This is the goal right? We (Marketers)
are all looking for long term, mutually beneficial relationships. We want relationships where our partners
(customers, members, etc...) overlook our minor imperfections, appreciate our subtle differences and are as committed to us as we are to them....sort of like the ideal spouse right?
But, as marketers we usually don't approach our customers like we would approach a potential spouse do we? No, more like a drunken Frat boy at the first freshman mixer. Most marketers approach customers and prospects more intent on the one night stand than the long term relationship.... we know it's wrong, but we do it anyway.
Why do we do this?
Glad you asked. We do this because we have been corrupted into thinking that our Goal is to touch as many people as possible with our message. This is direct marketing 101 stuff, but I'll say it anyway. We have been corrupted by the Mass is Best message so long that here nearly 10 years after Peppers & Rodgers "One to One Future" we are still not there.
Mass is so ingrained in our practices that even when we have the most revolutionary tools ever available to marketers, we still measure success around analytics that should be at best tertiary, such as number of visitors or hits or opens or click-throughs.
Like any addict, Marketers need to take a step back and analyze our behavior....the goal isn't based on "hits", the goal needs to be something that really drives your business....Long Term Relationships (lifetime value). Now granted, none of us would ever get married if we didn't meet anyone, but ultimatly it comes down to a decision between superficial reach or deep relationships.
If our goal was to achieve that pictured above, how would we approach our customers and prospects?

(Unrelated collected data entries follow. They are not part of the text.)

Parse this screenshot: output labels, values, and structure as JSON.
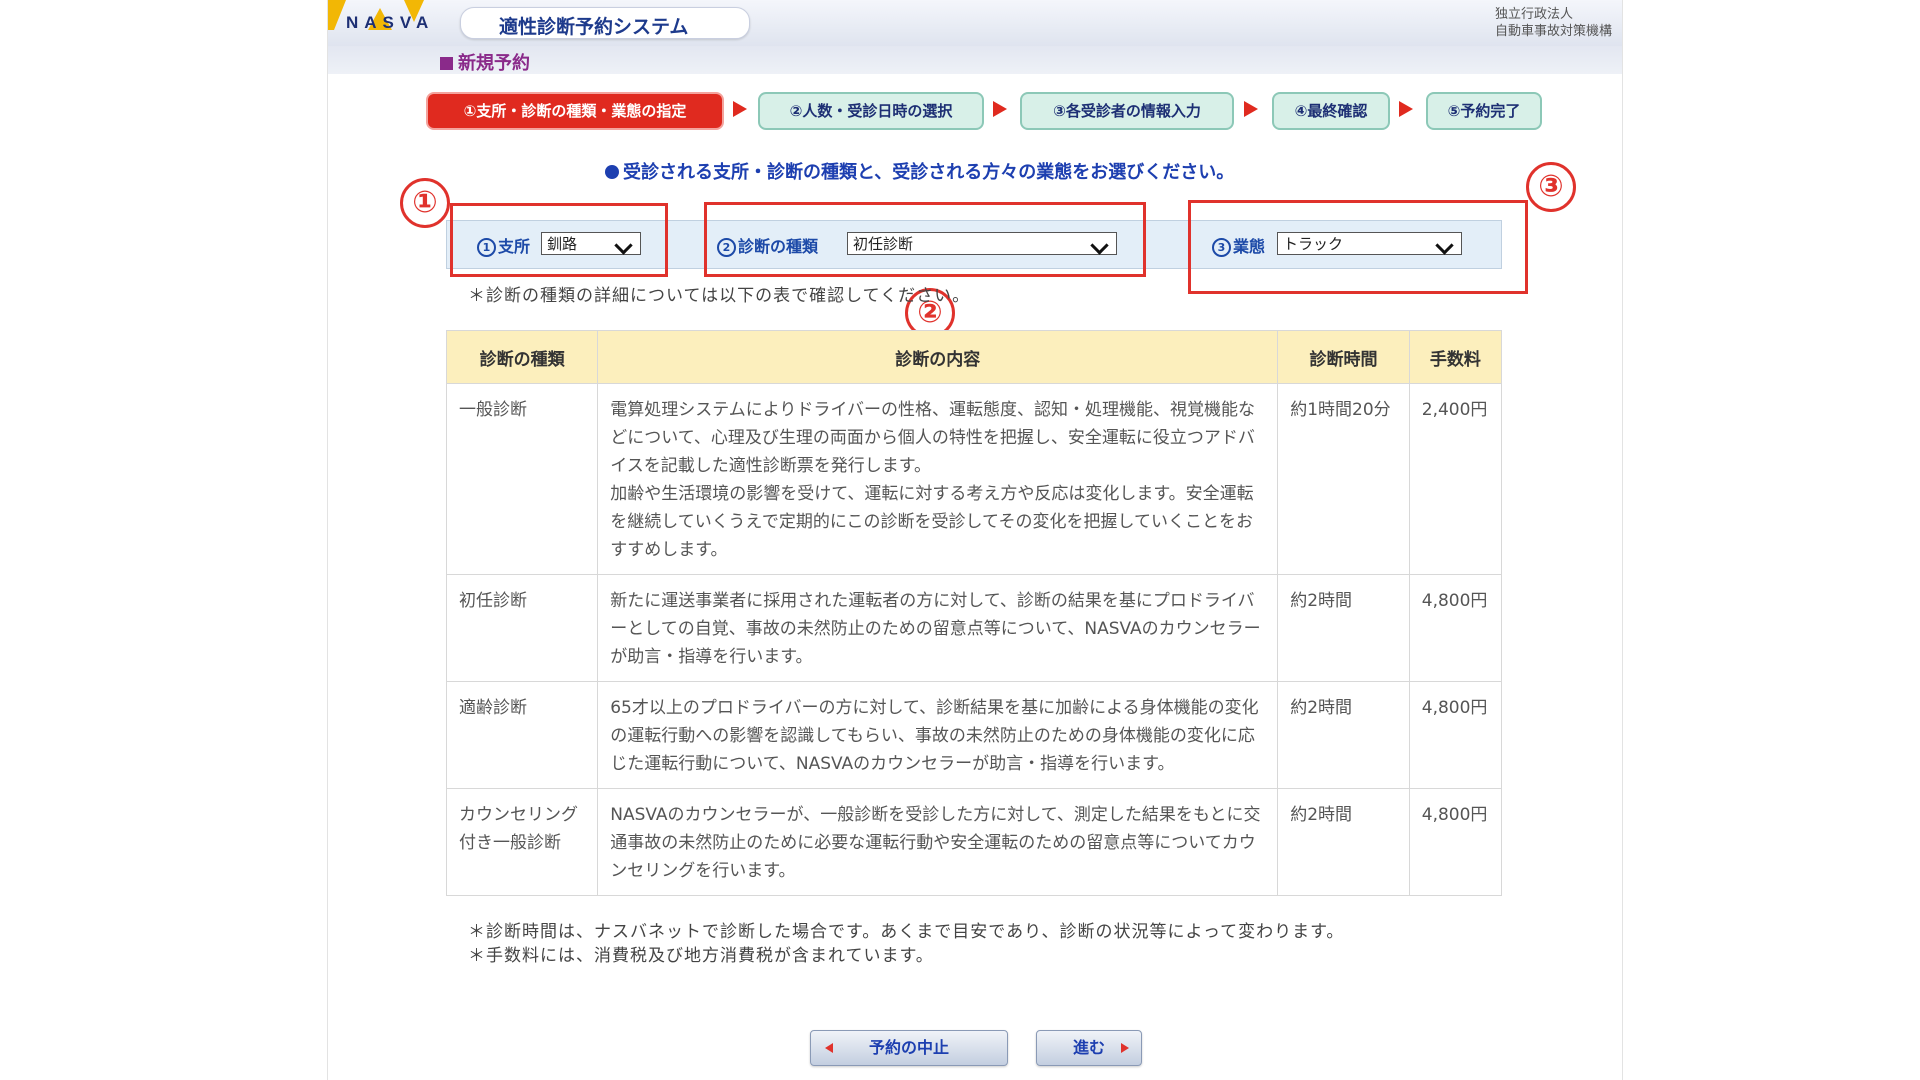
{
  "header": {
    "logo_text": "NASVA",
    "system_title": "適性診断予約システム",
    "org_line1": "独立行政法人",
    "org_line2": "自動車事故対策機構"
  },
  "section_title": "新規予約",
  "steps": [
    {
      "label": "①支所・診断の種類・業態の指定",
      "active": true
    },
    {
      "label": "②人数・受診日時の選択",
      "active": false
    },
    {
      "label": "③各受診者の情報入力",
      "active": false
    },
    {
      "label": "④最終確認",
      "active": false
    },
    {
      "label": "⑤予約完了",
      "active": false
    }
  ],
  "instruction": "受診される支所・診断の種類と、受診される方々の業態をお選びください。",
  "selectors": {
    "branch": {
      "num": "1",
      "label": "支所",
      "value": "釧路"
    },
    "diagnosis_type": {
      "num": "2",
      "label": "診断の種類",
      "value": "初任診断"
    },
    "business_type": {
      "num": "3",
      "label": "業態",
      "value": "トラック"
    }
  },
  "callouts": [
    "①",
    "②",
    "③"
  ],
  "note_top": "＊診断の種類の詳細については以下の表で確認してください。",
  "table": {
    "headers": [
      "診断の種類",
      "診断の内容",
      "診断時間",
      "手数料"
    ],
    "rows": [
      {
        "type": "一般診断",
        "content": "電算処理システムによりドライバーの性格、運転態度、認知・処理機能、視覚機能などについて、心理及び生理の両面から個人の特性を把握し、安全運転に役立つアドバイスを記載した適性診断票を発行します。",
        "content2": "加齢や生活環境の影響を受けて、運転に対する考え方や反応は変化します。安全運転を継続していくうえで定期的にこの診断を受診してその変化を把握していくことをおすすめします。",
        "time": "約1時間20分",
        "fee": "2,400円"
      },
      {
        "type": "初任診断",
        "content": "新たに運送事業者に採用された運転者の方に対して、診断の結果を基にプロドライバーとしての自覚、事故の未然防止のための留意点等について、NASVAのカウンセラーが助言・指導を行います。",
        "content2": "",
        "time": "約2時間",
        "fee": "4,800円"
      },
      {
        "type": "適齢診断",
        "content": "65才以上のプロドライバーの方に対して、診断結果を基に加齢による身体機能の変化の運転行動への影響を認識してもらい、事故の未然防止のための身体機能の変化に応じた運転行動について、NASVAのカウンセラーが助言・指導を行います。",
        "content2": "",
        "time": "約2時間",
        "fee": "4,800円"
      },
      {
        "type": "カウンセリング付き一般診断",
        "content": "NASVAのカウンセラーが、一般診断を受診した方に対して、測定した結果をもとに交通事故の未然防止のために必要な運転行動や安全運転のための留意点等についてカウンセリングを行います。",
        "content2": "",
        "time": "約2時間",
        "fee": "4,800円"
      }
    ]
  },
  "footnote1": "＊診断時間は、ナスバネットで診断した場合です。あくまで目安であり、診断の状況等によって変わります。",
  "footnote2": "＊手数料には、消費税及び地方消費税が含まれています。",
  "buttons": {
    "cancel": "予約の中止",
    "next": "進む"
  },
  "colors": {
    "accent_red": "#e02a1f",
    "brand_blue": "#1d3fb0",
    "header_purple": "#8a2a8a",
    "table_header": "#fcefbd"
  }
}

We wouldn't necessarily try to close the deal on the first contact would we? We wouldn't try to close the deal every single time we talked to them would we? We wouldn't tell them today the same thing we told them yesterday would we? We would acknowledge what we have learned about them already and use that information to move the relationship forward wouldn't we?
We would treat every conversation as if it were critical to the future of the relationship. We would try not to do anything stupid, and we would be quick to apologize and make it right if we did.
Think about this with your email. You have been given a gift: permission to communicate with a customer. With email you have the technology to finally realize the dream of Peppers & Rodgers and so many other frustrated Database Marketers. Use it wisely.
(note: This marrage analogy is not my origional thought. It came from my favorite Marketing Book of all time, Permission Marketing by Seth Godin. It is required reading for everyone who wants to use email to develop long term relationships with their customers)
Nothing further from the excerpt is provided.